The discrete colors of light absorbed and emitted by atoms have long been integral to our understanding of the physical world. During a solar eclipse in 1868, an unexpected yellow line in the Sun’s spectrum led to the discovery of a new element, helium. A few decades later, atomic energy levels, deduced from their spectra, helped drive the development of quantum mechanics. And atomic clocks, the best of which waver by less than a second over the age of the universe, are the basis for GPS and the definitions of the fundamental units of measure themselves (see the article by David Newell, Physics Today, July 2014, page 35).
Atomic nuclei also have discrete energy levels, but there’s no nuclear optical spectroscopy, and there aren’t yet any nuclear clocks. The trouble is that almost all nuclear transitions lie at impractically high energies: in the realm of gamma rays, not visible light. The closest thing to an exception is a vacuum-ultraviolet (VUV) transition in the rare radioactive isotope thorium-229. But until recently, researchers didn’t know its energy with anywhere near the precision they’d need to look for it in a spectrum.

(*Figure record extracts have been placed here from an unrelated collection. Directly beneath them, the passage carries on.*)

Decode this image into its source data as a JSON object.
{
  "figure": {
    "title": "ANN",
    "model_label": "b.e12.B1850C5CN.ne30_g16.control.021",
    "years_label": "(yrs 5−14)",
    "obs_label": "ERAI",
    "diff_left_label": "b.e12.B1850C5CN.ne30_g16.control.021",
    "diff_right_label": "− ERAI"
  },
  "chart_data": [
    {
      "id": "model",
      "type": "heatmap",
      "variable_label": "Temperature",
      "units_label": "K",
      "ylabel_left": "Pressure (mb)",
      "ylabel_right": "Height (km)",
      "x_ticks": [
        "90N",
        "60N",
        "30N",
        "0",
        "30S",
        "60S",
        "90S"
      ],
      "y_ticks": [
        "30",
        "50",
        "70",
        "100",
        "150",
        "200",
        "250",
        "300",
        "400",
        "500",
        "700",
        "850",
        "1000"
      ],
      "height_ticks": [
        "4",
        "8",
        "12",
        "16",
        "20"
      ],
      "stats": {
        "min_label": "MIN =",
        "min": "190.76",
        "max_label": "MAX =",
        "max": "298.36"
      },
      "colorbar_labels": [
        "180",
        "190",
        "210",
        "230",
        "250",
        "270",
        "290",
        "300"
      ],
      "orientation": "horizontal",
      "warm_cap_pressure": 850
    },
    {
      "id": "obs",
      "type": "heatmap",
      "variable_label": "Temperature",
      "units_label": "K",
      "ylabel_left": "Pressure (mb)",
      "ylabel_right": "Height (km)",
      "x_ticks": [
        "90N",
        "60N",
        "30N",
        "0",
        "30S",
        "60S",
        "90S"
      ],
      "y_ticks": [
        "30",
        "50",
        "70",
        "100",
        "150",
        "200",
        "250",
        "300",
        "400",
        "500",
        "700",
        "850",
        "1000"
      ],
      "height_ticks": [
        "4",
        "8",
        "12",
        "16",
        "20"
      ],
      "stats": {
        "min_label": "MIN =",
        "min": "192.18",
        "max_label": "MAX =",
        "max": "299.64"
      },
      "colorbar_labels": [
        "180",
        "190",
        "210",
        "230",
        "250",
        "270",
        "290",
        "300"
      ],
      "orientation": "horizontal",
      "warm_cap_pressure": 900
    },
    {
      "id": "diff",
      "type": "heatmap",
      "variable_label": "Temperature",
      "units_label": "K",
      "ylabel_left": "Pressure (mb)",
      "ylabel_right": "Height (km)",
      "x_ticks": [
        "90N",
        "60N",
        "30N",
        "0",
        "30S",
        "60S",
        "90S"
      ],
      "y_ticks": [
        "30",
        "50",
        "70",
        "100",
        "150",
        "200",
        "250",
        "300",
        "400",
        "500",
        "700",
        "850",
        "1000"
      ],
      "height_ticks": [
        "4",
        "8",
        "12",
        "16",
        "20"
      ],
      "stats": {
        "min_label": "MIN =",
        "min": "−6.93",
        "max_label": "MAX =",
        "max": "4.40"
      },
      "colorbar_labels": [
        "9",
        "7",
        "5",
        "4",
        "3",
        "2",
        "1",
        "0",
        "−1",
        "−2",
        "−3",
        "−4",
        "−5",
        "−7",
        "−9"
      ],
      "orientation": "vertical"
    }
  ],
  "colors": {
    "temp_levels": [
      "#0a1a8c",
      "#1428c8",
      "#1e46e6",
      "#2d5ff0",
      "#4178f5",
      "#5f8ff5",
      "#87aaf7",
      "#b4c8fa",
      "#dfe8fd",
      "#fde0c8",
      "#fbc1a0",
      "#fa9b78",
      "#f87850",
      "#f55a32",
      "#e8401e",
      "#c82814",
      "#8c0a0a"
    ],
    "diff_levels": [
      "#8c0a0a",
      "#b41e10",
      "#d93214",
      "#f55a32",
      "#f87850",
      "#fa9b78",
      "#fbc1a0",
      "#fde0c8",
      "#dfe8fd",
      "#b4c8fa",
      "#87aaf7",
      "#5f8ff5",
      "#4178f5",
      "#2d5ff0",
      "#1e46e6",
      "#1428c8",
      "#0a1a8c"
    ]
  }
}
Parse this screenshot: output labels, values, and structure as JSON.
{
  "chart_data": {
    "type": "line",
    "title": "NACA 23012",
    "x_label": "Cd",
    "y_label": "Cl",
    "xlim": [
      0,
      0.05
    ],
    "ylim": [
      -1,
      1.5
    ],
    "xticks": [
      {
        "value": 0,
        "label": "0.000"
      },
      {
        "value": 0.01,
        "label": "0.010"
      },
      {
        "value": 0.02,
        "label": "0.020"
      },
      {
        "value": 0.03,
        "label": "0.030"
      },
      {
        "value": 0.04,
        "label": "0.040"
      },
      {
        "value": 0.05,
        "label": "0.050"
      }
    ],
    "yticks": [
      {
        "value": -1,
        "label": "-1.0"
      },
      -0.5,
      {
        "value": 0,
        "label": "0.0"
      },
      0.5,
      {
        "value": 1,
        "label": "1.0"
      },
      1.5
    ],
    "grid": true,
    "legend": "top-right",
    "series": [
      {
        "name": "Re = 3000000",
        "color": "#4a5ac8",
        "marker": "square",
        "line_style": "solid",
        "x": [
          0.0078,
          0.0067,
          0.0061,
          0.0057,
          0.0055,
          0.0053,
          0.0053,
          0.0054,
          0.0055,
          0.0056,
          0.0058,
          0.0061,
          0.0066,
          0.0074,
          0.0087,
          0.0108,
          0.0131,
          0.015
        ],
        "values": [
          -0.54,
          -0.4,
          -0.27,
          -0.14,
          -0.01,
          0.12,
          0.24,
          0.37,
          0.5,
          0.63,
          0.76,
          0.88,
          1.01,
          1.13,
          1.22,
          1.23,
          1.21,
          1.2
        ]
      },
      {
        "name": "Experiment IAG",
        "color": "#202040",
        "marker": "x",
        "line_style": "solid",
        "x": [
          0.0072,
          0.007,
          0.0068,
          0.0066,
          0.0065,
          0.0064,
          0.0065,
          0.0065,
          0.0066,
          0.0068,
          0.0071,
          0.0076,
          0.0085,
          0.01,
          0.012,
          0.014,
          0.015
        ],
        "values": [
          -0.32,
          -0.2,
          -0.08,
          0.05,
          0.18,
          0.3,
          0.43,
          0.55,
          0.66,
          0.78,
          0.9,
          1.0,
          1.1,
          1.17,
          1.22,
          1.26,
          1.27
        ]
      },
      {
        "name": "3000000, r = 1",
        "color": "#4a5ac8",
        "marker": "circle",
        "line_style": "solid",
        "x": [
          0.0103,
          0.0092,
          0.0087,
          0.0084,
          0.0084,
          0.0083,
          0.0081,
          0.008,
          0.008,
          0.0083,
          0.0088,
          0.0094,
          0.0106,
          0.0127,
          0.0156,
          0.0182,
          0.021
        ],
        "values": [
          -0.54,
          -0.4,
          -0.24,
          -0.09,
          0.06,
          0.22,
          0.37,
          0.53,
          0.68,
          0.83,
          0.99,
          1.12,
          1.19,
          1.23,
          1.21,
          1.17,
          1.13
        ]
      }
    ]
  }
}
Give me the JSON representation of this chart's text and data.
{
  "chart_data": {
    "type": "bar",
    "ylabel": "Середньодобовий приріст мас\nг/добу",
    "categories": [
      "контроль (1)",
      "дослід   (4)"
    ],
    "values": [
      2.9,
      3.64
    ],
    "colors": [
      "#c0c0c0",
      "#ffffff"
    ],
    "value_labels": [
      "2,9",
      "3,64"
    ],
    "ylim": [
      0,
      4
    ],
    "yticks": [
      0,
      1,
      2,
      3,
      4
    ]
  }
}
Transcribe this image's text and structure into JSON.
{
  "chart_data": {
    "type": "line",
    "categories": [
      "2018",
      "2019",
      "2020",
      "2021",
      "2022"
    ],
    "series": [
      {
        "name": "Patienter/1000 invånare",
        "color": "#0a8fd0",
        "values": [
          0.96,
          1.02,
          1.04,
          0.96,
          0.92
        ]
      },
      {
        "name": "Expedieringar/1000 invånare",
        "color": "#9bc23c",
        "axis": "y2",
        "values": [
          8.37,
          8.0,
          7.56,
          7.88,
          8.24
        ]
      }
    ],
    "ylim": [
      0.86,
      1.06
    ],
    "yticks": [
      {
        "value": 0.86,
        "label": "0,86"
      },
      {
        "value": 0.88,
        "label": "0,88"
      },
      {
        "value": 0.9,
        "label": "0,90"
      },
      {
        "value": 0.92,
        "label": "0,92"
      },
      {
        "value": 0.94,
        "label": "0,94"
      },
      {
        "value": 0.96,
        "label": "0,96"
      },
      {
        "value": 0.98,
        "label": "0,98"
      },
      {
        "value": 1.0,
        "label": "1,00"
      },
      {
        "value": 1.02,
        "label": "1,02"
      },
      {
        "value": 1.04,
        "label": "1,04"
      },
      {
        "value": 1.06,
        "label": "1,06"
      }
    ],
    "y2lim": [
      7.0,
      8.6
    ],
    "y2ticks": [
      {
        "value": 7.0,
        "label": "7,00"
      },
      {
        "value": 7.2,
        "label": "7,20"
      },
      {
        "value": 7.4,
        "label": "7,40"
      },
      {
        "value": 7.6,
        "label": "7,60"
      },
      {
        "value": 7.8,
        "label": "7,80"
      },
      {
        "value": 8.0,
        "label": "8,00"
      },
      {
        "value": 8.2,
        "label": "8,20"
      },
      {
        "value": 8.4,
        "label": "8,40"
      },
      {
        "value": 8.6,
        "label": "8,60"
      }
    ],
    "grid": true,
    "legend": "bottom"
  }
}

And the excited state’s long radiative lifetime, more than 10 minutes, makes it hard to tell whether the nucleus has been excited or not.
Now a team of researchers led by Thorsten Schumm (Technical University of Vienna) and Ekkehard Peik (National Metrology Institute of Germany) has succeeded in exciting 229Th with a laser. The achievement builds on three key results published last year. Researchers at CERN detected photons emitted by 229Th nuclei (which had been created in the excited state by radioactive decay of other elements) and pinned down the transition energy to 8.338 ± 0.024 eV, or a wavelength of just over 148 nm. Peik and colleagues designed and built a tunable laser system at that wavelength. And Schumm and colleagues developed a way to trap large numbers of 229Th atoms in a perfect, VUV-transparent calcium fluoride crystal.
Observing the nuclear excitation was still a painstaking process. A fraction of a picometer at a time, the researchers scanned their laser wavelength over the target range, just a fraction of which is shown in the figure below. At each stage, they left the laser on for two minutes, then switched it off for two minutes to collect any fluorescence photons that the 229Th nuclei emitted. But because that cycle isn’t long enough to allow all the excited nuclei to return to the ground state, the apparent position of the spectral peak shifted, depending on whether the wavelength was scanned from low to high or from high to low.
The researchers were motivated by the goal of using the 229Th transition as the basis for an ultraprecise clock. They have much more work left to do to achieve that dream. But if and when it’s realized, a nuclear clock could, among other things, improve the precision of GPS signals and measurements of Earth’s gravitational field. Researchers could then better track subtle movements of the ground around volcanoes and seismic faults, which could help them forecast eruptions and earthquakes. (J. Tiedau et al., Phys. Rev. Lett., in press.)
Editor’s note, 19 April: The article has been updated to include the uncertainty on the 229Th transition energy that was obtained in the 2023 CERN study.